The place is made of wraparound staircases, not an elevator to be found. Majestic, breathtaking, shiny, inconvenient staircases. Staircases & books. Of course I never noticed this before I had a bambino. So we didn't make it all the way up together or stay long (Biet was sleeping anyway), but I did leave the husband and the child to wander through the building on my own for a little while. I so look forward to bringing Biet to story time here in a few months (when she is big enough to both walk and grasp the concept of storytelling). 

The NY Public Library always reminds me of my late Grandfather, my Mother's father, Horace. He used to take me and my sisters, when we were tiny, to the downtown Portland library every week. He would teach me how the books were organized with their secret codes of numbers and letters.

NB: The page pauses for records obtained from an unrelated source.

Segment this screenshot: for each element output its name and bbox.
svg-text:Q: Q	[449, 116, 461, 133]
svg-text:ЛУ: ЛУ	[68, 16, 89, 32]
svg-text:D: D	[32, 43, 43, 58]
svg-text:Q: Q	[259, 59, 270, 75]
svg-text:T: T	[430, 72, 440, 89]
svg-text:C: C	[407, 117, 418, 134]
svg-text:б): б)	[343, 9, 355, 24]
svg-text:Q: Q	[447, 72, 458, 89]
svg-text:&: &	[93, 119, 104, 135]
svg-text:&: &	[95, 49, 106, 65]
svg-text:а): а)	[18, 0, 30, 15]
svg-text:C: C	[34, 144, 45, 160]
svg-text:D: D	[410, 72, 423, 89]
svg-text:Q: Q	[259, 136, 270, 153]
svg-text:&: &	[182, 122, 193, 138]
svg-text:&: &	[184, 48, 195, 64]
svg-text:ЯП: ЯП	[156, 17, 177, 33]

He signed me up for my very own (!) library card, and showed me how, with it, I could take home all the books that I wanted. I remember coming to him, after joyously perusing the children's' section for close to an hour, with arms spilling over with of all the magical storybooks I could carry. He would help me sift through to find the very best ones to carry home that week. And we would check them out and drive home, and he would read them to me. 

We called him Grampy, and, as I remember, he was the smartest man in the world. He used to tell me that he had read every single book in the library, and that if I kept at it, I would one day accomplish the same. I remember that seeming like a very exciting and reasonable challenge. Grampy sparked my lifelong fascination with storytelling and love of literature, and for this I am grateful. I'm sure he would have loved the New York Public Library. I know he would have loved the fact that I bring Biet here, and that I will teach her, also, to search through the vast rows and rows of books and to discover her favorites. I hope to instill in her the same wonder that Grampy fostered in me so many years ago. He was a well-traveled man, and I often wonder if he ever stepped foot inside the great New York Public Library. I hope so.